Das war ja mal gar nicht so einfach mit dem „Blue Moon“, dem zweiten Vollmond im Mai. Die meiste Zeit versteckte er sich hinter den Wolken. Aber ich habe ihn dann doch erwischt. Das Headerbild ist selbstverständlich leicht eingefärbt. Aber diese kleine Spielerei musste sein, wenn der Mond schon „Blauer Mond“ heißt. Die Erklärung für den Namen setze ich inzwischen als bekannt voraus, sonst hier gucken (Wikipedialink).

Im Garten habe ich gestern am späten Nachmittag noch ein paar Insekten fotografiert. Vor allem an den Wiesenwitwenblumen in der Wiese tobt das Leben. (Diese Fotos alle mit der OM-5II und dem 60 mm-Makro).



Die männlichen Wollbienen sind diejenigen, die immer um ihr Revier patroullieren und andere Insekten mit den Dornen am Hinterleib vertreiben. Die Wollbienen gehören zu den Spezialisten, die bestimmte Pflanzen als Nahrungsquelle brauchen und solche, an deren Blättern sie Nistmaterial abschaben. Dazu gehören Salbeiarten, Zieste, Hornklee und Schmetterlings- und Rachenblütler. Sie nisten in diversen Hohlräumen, auch im Boden.

Sie brauchen Glockenblumen als Pollenlieferant und Totholz als Nistbaumaterial.

Hummeln gibt es ebenfalls reichlich. Wenn wir jetzt noch Schmetterlinge hätten, wäre ich so richtig zufrieden. Aber daran mangelt es eindeutig.

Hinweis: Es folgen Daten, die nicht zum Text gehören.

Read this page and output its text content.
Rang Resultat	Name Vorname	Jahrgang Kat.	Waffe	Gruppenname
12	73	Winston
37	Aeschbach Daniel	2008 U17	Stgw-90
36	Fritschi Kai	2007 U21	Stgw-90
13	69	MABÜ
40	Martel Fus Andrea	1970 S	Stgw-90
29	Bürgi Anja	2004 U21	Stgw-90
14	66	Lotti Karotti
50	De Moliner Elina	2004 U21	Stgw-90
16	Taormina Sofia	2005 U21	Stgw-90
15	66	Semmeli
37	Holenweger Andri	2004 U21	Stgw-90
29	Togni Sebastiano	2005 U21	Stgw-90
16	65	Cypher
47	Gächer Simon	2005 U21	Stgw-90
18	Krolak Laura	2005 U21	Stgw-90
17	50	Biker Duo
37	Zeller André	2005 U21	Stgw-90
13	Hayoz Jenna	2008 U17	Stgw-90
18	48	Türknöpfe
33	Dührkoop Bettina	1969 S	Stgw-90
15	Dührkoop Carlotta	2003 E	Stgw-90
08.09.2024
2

Ich bin mir ziemlich sicher, dass es sich um eine Späte Großstirn-Schwebfliege (Scaeva pyrastri) handelt.
Mit Blau habe ich angefangen, mit Blau höre ich auf. Sehr dekorativ hat sich hier eine Feuerwanze (Pyrrhocoris apterus) mitten auf eine blaue Keramikkugel gesetzt. In der Makroansicht sieht die keramische Oberfläche alles andere als glatt aus.

Wir haben auch heute wieder ein Superwetterchen und ich kann und will es auch nicht glauben, dass es morgen wieder Regen und Gewitter geben soll. Wenn wir Glück haben, vielleicht erst am späten Nachmittag *hoff*. Wir wollen nämlich zur Grube Messel. Grube Messel? Ich teasere mal: Unesco Welterbe, Ur-Pferdchen, Archäopterix . . . Drückt uns bitte mal die Daumen.